For many, turning to experts like Dr. Uma—to oversee dosages, to monitor intake methods, to help make marijuana more palatable—removes a lot of the confusion from the cannabis equation. Lobel is now officially among those in his age group who just needed an entry point to this relatively new realm; for him, it came when he attended and heeded requests to appear on stage to speak at the Dig-sponsored New England Cannabis Convention in Boston last month. Since telling his story of hardship there, he has found the culture and rules around medicinal weed much easier to grapple with. As for the treatment itself; “It takes the edge off,” Lobel says, “whether it’s the bottom of my feet or my shoulder or whatever … [cannabis] is the absolute better alternative.”

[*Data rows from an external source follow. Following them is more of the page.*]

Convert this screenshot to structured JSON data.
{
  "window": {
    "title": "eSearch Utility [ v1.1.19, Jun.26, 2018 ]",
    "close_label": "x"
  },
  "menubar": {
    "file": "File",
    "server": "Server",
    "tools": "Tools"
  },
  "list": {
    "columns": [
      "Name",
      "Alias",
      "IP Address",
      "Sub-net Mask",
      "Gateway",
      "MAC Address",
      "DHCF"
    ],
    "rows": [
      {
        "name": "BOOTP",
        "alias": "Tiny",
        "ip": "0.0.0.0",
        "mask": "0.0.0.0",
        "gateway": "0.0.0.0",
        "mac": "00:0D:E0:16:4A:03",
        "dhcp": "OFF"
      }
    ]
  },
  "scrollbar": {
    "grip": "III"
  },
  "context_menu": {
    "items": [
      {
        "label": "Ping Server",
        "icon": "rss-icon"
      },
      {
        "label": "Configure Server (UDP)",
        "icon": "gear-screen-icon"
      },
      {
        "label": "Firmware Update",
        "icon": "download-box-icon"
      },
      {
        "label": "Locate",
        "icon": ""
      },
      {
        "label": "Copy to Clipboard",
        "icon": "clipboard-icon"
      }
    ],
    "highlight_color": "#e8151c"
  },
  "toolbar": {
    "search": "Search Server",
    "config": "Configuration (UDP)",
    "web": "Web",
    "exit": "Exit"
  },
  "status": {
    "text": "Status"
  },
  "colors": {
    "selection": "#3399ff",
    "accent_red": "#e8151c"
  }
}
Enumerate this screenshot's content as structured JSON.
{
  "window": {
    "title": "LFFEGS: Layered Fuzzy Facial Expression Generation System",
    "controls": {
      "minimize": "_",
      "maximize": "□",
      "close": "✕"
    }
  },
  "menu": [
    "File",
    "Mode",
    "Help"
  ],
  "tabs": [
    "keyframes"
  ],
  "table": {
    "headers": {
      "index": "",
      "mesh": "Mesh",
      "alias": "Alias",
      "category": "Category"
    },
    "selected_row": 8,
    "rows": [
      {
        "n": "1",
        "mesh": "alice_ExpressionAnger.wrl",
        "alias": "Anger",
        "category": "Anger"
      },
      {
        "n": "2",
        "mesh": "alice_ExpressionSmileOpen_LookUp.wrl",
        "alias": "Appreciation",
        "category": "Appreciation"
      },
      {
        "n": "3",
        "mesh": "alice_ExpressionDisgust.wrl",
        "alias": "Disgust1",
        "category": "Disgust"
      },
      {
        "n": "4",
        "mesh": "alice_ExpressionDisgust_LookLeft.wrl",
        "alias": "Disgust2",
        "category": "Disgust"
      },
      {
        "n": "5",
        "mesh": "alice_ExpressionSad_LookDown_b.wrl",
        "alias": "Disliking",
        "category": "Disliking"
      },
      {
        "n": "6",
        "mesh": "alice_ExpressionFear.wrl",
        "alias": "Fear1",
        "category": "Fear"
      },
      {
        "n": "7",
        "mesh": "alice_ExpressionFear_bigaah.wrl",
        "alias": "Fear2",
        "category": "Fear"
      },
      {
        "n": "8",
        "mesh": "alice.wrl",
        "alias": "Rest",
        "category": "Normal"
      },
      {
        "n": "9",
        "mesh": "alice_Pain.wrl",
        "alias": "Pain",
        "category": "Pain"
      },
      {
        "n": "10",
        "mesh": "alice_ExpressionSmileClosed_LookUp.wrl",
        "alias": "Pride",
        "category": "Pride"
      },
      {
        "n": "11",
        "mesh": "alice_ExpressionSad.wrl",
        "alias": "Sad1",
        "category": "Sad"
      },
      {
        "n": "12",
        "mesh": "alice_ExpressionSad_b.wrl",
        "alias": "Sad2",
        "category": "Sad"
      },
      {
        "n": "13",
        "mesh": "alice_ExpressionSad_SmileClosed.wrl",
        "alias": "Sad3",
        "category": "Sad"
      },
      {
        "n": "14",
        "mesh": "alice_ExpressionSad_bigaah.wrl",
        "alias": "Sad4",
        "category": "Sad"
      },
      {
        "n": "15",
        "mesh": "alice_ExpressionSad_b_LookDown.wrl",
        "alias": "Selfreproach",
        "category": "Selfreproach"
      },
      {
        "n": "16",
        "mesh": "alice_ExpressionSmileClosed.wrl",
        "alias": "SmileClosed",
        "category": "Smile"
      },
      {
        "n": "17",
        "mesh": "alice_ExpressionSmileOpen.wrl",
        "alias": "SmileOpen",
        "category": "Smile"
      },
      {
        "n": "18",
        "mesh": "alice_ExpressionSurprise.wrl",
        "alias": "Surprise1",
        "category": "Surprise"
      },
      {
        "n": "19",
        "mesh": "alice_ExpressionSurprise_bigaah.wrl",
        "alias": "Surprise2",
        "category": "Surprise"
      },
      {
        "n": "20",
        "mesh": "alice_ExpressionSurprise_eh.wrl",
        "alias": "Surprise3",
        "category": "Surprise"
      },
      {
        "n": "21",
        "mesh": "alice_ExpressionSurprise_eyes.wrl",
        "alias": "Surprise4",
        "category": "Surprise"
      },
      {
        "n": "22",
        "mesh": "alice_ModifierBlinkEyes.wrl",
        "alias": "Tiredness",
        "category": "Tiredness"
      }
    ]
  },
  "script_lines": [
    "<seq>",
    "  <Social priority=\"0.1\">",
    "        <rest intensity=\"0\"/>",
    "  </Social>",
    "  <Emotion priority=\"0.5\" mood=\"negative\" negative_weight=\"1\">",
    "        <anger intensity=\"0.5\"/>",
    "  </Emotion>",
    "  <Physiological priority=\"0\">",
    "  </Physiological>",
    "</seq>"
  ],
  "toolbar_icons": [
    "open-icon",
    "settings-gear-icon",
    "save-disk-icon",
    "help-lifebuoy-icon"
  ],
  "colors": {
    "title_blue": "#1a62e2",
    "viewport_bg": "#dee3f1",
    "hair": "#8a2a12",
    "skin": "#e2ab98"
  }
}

In saying these things and becoming in some regards an advocate, Lobel has found that he isn’t alone in his enthusiastic but responsibly cautious support for medical and recreational cannabis. When it comes to actual dispensaries coming online, he finds that while many in his generation still to cling to old stigmas and corrupted social perspectives, they’re also discovering the benefits of medical grass through peers, friends, and family members like him. In other words, the kind of people whom you wouldn’t have expected to be sounding these alarms, and who probably wouldn’t have spoken out under other circumstances.
“People of my generation, which is two or three years ahead of the Baby Boomers, might as well have blinders on when it comes to marijuana,” Lobel says. “Just after us by two or three years was the ‘Woodstock’ group … I think, usually people in my generation have not touched it.”
He adds: “It’s a little tough to sell, but I don’t think it’s impossible … There’s a lot of sick people my age, a lot worse than I am. People that could really use the pain [relief].” Lobel grins: “And the high for that matter.”